Love and Its Opposite

I DON’T FEEL the wind through the open window of the cab. Or the soreness of my feet from my heels as I climb the stairs to my room. Or the throbbing of my scalp where my hair is pinned too tight. Or the scalding of the too-hot water against my skin. Or the slippery coolness of my sheets as I slide into bed. Or the warm tears on my face as I cry myself to sleep.

I don’t feel anything at all.

The opposite of love isn’t hate. It’s death.

CHAPTER 51

Gone, Part 2

<Sunday, 3:31 PM>

X: Hey, where are you?

X: They’re about to announce the winner

X: Where are you?

X: Holy shit we won

< 4:05 PM>

X: Hey, been calling and calling

X: Why’d you take off like that?

X: You ok?

< 6:08 PM>

X: Give me a call

X: Please

X: Let me know you’re ok

Me: I’m here

Me: I’m fine

X: Just tried calling you

Me: I know

Me: I’m sorry. I can’t explain

X: What’s going on? Did I do something? Going too fast again?

X: I can slow down

Me: It’s not that

Me: I just don’t think this is going to work out

X: What’s not going to work out?

Me: Us

X: I don’t understand

X: You changed your mind about being together? About NY?

Me: Don’t change your life for me

X: I want to change my life for you

X: I know the thing with your parents messed up how you feel about love

X: But what we have between us is going to work out

Me: No it won’t

Me: I’m sorry

X: I don’t understand. Are we breaking up right now?

Me: I’m sorry

CHAPTER 52

Forgiveness

THE NEXT MORNING, Mom comes to my room and asks me for twenty minutes straight if I’m okay. She doesn’t believe me when I tell her that I am.

Of course, she’s right not to believe me. But I have no truth to tell her.

She says she tried to talk to me last night, but I was already asleep. She has a lot of questions: Why did I run away from the dance floor after X and I kissed? Did X hurt me?

I tell her he hasn’t hurt me.

I tell her it was a goodbye kiss, but she says it didn’t look like that to her. She says that to her, that kiss looked like hello.
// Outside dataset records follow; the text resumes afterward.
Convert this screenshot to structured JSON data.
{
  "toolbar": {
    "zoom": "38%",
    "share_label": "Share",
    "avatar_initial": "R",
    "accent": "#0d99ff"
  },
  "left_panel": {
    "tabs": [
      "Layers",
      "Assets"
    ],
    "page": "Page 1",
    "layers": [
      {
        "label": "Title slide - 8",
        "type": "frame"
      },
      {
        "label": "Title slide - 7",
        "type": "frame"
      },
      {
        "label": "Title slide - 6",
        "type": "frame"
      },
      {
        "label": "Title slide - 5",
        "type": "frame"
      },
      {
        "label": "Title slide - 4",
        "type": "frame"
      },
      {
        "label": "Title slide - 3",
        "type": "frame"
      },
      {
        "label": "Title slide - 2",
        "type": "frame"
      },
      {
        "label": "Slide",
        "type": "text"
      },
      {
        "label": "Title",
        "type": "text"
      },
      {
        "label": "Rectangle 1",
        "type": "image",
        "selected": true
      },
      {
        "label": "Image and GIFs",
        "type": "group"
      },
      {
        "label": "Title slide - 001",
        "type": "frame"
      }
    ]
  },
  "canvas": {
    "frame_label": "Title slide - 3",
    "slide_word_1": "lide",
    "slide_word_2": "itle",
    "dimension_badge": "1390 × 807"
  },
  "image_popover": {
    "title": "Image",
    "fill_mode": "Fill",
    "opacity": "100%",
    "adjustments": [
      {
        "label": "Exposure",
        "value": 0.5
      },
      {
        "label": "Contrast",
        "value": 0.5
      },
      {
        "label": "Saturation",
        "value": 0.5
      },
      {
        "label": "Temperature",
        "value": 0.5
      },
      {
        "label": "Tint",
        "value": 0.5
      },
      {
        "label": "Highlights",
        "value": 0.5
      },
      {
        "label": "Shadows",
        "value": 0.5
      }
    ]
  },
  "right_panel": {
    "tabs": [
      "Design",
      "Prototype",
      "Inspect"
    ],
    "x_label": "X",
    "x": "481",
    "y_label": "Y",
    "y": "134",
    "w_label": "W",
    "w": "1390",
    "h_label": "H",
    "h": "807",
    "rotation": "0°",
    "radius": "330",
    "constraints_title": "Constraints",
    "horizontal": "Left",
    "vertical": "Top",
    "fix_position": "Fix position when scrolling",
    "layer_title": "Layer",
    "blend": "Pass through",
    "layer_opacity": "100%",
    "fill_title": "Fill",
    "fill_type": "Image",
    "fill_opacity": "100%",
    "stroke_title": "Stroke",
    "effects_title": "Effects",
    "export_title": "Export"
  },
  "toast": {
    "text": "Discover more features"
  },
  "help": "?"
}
I roll away from her and face the wall, wishing I were a stranger to her, to everyone. Right now, I don’t want to be known. I don’t want anyone to know anything about me at all.

I ask her to leave. Not in a mean way. But in a way that lets her know I need to be alone. She says okay, but not before making sure I know that she loves me.

Sometime later—maybe an hour, or maybe two, or maybe ten—I check my phone. Everyone has texted. Everyone has called.

Except X. Not that I expect him to. Not after I ran away from him. Not after I broke up with him over text. He doesn’t call, and I don’t want him to. It’s better for both of us this way.

Over our group chat I tell Martin, Sophie and Cassidy that I’m fine and I’ll see them at school.

When Martin texts separately, I tell him about my vision. I tell him X will die in ten months. I tell him I’m not ready to talk about it and I never will be.

I thank Maggie for her congratulations. I tell Dad I’m fine, totally fine.

Of all the texts, Fifi’s is the one that almost gets me to feel something: today I’m so proud of you. finally you dance with your heart.

* * *

——

Mom lets me stay home from school for two days. By Tuesday night, she tells me I need to go back and face whatever it is I’m avoiding. She promises me it’ll be better than staying home.

She turns out to be right. Going back to school keeps me busy. I tell Sophie and Cassidy that X and I had a fight and that we aren’t together anymore. They want to know the details, but they understand that I’m not ready to talk about it yet.